Absolutely. We have some plans for that — not specifically Superman, necessarily, but we’re going to see Terry in a lot of different environments, and we’re going to see him interacting with characters that are going to be familiar for longtime readers of the DCU. Iconic characters. And, of course, we’re going to see him interacting with characters as we go along from the established animated series. But we definitely want to tie into the established DCU, and we’ve got a pretty fun story on that front coming soon.
Something that stood out about Catwoman from the last arc was the fact that Ryan was able to design a new look for a character from the past of DC. Are you coming in to some of these updated icons with ideas for costume concepts, or do you just let him run wild with it?
I didn’t with Catwoman, and I was really happy with what he came up with. It was a great look. But Ryan and I did a signing together in November in Las Vegas. We sat down to talk about that storyline I mentioned where Batman interacts with some of the iconic members of the DC Universe in his time period, and we talked a lot about the particulars of those characters including the costumes. While I haven’t seen anything in particular yet, if we’re on the same page, I think this will be pretty cool.

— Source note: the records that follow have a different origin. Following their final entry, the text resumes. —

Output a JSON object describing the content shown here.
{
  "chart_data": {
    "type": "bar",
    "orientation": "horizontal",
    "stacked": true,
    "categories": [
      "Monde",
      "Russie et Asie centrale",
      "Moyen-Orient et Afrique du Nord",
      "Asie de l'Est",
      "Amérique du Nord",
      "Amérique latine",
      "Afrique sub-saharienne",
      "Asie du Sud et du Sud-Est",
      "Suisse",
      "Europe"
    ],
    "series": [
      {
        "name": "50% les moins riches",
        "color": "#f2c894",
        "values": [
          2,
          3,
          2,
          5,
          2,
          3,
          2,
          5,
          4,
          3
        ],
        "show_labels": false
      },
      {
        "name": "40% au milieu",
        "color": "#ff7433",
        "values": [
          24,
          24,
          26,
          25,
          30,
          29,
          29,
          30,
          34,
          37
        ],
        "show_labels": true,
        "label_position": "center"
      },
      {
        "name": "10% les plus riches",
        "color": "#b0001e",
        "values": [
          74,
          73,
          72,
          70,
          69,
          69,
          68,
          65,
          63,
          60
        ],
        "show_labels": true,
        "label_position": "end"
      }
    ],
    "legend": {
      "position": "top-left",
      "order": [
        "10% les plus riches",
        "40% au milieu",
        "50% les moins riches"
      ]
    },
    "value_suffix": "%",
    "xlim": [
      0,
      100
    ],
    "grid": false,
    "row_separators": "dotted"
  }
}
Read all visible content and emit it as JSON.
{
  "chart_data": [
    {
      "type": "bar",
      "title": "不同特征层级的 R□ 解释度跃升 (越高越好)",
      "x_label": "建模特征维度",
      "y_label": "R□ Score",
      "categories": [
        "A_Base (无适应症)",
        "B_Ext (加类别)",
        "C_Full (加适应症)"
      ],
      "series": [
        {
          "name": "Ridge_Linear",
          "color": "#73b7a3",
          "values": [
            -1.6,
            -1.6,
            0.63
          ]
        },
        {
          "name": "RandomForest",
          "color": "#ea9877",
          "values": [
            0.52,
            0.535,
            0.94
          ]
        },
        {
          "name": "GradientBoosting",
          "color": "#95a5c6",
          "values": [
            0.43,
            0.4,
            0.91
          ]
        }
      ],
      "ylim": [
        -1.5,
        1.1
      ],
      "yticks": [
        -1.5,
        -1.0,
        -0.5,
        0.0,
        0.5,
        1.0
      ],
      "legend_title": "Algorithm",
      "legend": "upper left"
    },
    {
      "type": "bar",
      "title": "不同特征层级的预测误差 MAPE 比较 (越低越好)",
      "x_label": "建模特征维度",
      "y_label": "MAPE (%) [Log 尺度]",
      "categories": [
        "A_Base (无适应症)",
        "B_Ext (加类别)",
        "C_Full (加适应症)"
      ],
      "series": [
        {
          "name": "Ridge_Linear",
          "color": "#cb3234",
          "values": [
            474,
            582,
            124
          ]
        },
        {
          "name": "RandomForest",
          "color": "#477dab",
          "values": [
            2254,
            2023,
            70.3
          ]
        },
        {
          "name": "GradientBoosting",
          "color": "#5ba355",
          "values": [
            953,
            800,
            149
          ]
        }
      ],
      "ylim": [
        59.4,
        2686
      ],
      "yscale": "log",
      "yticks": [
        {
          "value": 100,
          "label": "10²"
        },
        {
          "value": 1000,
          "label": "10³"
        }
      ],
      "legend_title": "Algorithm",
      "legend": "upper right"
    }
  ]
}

We’re really psyched at the support from DC, and we’re glad we were able to keep the whole team together with Ryan, John and David [Baron as colorist] and Dustin on covers. I think that all of us continuing to do this provides for great continuity, and hopefully we can plant some seeds for long term stories and get a chance to bring them to fruition.
“Batman Beyond” #1 is in stores now and on sale online from DC Comics.